For those of you who know next to nothing about American Football, neither the Jacksonville Jaguars or the Buffalo Bills are considered particularly outstanding teams right now. Between them, there isn’t a single big-name star that might draw casual fans to the stadium. In many ways, it might be the equivalent of a Premier League relegation battle, if NFL had any sort of equivalent to relegation.

Despite this, British fans turned out like a jersey wearing zombie armada for the dubious privilege of seeing two average teams slug it out with very little at stake. This has prompted years of overdrawn talk about bringing an NFL team to London permanently, but there are a lot of reasons this is a bad idea. Existing fans in the UK already have a team and asking them to suddenly support a London ‘franchise’ just wouldn’t fly.

Bringing back NFL Europe, with some important tweaks, would allow fans to hang on to their existing North American allegiance while adopting a second team in a league closer to home. By its demise in 2007 NFL Europe had become a place for American teams to loan out inexperienced players who needed more game experience, and some teams were shut down and reopened on a whim.

With its International Series in London though, it’s obvious the NFL has hopes their sport can eventually go global. If it has the patience for teams to steadily grow their fan base and if it attempts to recruit local players, the league will eventually reap the rewards. The hunger for American Football is growing in the UK, as well as other European Countries like Russia. Germans are also massive fans of the sport. If the NFL are smart, they’ll take advantage.

Jacksonville last time they were in London, against the 49ers
Image Source:
U.S. Federal Government

Don’t get me wrong; I don’t expect 84,000 fans to gather in London every week. With only three games a year in the UK, fans often pack Wembley to the roof because it’s all they’re given. If the NFL made enough noise about it and went in with moderate expectations, it’s not unreasonable to presume NFL Europe could gather regular attendances of 15,000 or more.

Many fans of the English Premier League have slowly become disillusioned by the amount of money in the sport and the cost of attending games. These are fans who are there for the taking.
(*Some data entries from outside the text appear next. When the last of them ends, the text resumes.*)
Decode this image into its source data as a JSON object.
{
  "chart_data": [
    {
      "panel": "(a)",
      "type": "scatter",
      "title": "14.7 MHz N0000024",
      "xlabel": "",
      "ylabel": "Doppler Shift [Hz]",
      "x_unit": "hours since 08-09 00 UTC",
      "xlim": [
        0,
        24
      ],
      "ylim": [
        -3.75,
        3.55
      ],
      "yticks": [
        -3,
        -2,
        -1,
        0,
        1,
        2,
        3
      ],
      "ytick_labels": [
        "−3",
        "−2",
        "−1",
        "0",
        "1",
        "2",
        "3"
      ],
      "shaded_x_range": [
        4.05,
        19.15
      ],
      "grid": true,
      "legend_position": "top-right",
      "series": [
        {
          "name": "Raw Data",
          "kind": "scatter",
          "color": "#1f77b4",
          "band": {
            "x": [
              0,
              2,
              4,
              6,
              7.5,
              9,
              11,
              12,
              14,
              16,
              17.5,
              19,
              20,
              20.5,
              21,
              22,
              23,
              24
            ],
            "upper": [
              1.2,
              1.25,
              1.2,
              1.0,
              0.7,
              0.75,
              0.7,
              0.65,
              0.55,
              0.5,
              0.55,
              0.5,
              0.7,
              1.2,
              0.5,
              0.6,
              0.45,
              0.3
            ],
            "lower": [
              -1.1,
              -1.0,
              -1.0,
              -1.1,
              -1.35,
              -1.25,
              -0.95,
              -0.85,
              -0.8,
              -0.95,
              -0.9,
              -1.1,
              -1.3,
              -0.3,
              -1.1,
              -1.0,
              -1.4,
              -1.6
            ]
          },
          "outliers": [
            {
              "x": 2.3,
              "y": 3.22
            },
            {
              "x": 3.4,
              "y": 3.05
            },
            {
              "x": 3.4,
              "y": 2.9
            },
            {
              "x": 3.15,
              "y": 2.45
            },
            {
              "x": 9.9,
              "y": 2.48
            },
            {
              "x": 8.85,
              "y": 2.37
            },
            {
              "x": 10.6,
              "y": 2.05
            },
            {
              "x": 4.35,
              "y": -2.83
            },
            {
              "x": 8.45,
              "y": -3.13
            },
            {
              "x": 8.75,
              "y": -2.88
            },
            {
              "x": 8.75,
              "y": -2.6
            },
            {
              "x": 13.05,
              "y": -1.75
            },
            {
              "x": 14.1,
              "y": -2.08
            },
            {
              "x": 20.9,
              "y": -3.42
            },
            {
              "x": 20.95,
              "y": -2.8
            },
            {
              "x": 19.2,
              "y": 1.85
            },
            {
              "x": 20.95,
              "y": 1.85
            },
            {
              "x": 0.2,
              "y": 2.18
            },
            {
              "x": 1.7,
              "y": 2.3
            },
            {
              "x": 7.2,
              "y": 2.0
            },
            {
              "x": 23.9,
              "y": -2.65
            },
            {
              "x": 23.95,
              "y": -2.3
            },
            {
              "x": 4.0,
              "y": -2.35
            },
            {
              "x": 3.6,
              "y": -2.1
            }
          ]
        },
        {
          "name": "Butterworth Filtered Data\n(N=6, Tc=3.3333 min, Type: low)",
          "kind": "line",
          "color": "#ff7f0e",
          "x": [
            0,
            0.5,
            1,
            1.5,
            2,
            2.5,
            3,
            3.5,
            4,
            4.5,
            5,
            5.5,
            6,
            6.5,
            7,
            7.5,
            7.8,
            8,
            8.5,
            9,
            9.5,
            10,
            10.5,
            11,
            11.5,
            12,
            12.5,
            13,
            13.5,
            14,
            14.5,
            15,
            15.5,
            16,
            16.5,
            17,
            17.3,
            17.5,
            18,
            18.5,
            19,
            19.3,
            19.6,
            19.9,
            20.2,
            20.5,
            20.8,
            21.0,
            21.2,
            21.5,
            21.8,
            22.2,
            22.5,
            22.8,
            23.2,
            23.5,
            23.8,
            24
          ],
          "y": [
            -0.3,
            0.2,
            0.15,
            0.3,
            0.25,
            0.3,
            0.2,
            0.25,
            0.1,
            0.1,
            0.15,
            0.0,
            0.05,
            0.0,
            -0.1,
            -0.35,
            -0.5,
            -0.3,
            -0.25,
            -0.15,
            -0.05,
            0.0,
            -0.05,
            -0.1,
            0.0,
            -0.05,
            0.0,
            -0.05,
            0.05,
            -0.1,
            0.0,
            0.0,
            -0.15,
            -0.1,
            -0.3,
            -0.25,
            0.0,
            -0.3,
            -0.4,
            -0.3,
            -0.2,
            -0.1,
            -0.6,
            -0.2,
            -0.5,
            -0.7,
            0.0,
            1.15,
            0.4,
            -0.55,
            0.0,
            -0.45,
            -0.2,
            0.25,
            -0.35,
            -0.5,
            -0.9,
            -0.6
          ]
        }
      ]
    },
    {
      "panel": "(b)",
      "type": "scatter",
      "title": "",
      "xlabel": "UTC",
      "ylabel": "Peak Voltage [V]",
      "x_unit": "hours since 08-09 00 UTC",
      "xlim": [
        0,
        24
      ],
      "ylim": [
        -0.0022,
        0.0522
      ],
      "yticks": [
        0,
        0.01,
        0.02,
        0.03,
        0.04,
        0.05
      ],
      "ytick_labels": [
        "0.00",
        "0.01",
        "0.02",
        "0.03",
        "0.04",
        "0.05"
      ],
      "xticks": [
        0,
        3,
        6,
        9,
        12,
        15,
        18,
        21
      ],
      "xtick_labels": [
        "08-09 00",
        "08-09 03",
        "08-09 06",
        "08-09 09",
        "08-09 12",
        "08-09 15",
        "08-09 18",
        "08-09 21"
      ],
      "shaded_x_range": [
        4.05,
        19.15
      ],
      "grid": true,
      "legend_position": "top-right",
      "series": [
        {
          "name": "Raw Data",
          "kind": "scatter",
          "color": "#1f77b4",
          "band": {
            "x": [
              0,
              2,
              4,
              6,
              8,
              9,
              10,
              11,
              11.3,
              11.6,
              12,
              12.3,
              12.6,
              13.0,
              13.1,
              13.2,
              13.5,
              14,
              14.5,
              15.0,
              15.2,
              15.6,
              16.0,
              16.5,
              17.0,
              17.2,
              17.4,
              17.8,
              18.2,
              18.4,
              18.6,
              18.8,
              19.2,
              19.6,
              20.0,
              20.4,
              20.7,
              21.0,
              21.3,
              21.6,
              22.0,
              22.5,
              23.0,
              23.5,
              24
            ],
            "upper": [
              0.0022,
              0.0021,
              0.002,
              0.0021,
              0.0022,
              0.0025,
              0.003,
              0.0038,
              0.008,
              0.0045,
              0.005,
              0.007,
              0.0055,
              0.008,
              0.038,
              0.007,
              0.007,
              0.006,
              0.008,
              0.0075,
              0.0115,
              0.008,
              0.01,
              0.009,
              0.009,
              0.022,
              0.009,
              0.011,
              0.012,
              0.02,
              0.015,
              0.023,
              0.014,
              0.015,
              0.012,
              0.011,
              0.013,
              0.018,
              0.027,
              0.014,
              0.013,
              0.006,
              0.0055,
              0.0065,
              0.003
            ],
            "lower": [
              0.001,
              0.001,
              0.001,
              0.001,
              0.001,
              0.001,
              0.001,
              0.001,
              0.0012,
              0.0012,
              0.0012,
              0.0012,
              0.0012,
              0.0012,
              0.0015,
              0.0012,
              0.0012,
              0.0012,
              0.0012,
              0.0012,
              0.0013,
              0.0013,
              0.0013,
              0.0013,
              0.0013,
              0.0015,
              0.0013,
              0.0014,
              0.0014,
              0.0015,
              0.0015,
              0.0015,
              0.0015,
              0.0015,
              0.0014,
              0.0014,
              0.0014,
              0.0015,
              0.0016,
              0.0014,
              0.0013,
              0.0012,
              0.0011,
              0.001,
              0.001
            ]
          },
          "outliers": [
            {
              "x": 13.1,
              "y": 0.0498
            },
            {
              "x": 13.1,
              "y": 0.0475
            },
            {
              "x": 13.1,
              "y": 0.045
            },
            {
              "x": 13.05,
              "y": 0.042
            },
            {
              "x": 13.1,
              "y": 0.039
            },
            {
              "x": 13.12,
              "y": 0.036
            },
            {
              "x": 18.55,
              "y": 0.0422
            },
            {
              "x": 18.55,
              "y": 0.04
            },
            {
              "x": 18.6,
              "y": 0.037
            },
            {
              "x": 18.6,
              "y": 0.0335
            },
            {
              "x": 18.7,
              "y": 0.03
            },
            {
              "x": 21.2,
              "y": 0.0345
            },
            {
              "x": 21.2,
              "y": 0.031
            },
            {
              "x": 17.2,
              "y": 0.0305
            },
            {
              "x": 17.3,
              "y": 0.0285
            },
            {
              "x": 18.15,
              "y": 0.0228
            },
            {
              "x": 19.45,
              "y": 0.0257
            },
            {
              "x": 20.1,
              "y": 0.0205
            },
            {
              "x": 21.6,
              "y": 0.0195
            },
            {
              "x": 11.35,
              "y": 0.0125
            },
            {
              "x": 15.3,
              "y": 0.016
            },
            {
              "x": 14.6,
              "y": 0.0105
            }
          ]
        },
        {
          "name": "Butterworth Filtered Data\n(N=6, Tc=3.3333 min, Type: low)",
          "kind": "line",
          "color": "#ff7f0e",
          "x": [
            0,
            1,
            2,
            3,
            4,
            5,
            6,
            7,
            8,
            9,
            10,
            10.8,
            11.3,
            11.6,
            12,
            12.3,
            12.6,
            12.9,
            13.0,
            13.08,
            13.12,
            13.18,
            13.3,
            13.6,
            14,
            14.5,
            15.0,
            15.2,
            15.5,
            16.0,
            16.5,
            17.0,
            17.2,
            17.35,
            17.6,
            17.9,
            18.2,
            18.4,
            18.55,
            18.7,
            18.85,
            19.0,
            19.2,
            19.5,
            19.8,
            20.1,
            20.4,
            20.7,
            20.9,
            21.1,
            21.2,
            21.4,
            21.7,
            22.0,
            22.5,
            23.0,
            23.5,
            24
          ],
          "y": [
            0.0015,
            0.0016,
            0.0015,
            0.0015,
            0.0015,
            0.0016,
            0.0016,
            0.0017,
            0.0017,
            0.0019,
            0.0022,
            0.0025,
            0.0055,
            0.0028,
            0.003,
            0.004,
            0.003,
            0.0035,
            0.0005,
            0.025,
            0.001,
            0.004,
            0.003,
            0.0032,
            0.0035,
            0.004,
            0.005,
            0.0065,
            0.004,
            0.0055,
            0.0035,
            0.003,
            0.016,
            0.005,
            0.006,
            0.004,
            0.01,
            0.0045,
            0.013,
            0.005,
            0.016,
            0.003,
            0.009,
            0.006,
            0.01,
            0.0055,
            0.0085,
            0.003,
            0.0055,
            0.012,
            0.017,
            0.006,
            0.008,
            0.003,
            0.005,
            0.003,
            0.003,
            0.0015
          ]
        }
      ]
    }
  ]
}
Maybe it’s time for NFL commissioner Roger Goodell to take a leap of faith and bring back NFL Europe.

The truth is an NFL Europe league may never match the quality and popularity of its American cousin. The United States has a decades old system for bringing new talent into the game, with nearly every high school in America having a team and universities ploughing money into lavish sports programmes and stadiums. Europe lacks the same structures as well as the inclination to spend the time and money which would be needed to create them.

On the other hand, an NFL Europe really need not be on the same level as America to succeed. European fans will happily watch two teams who haven’t had a play-off run between them since 2007. Neither Jacksonville nor Buffalo are likely to do so this season either. We’ll take anything we can get, and we’ll also fork out a small fortune for a team jersey if you entertain us.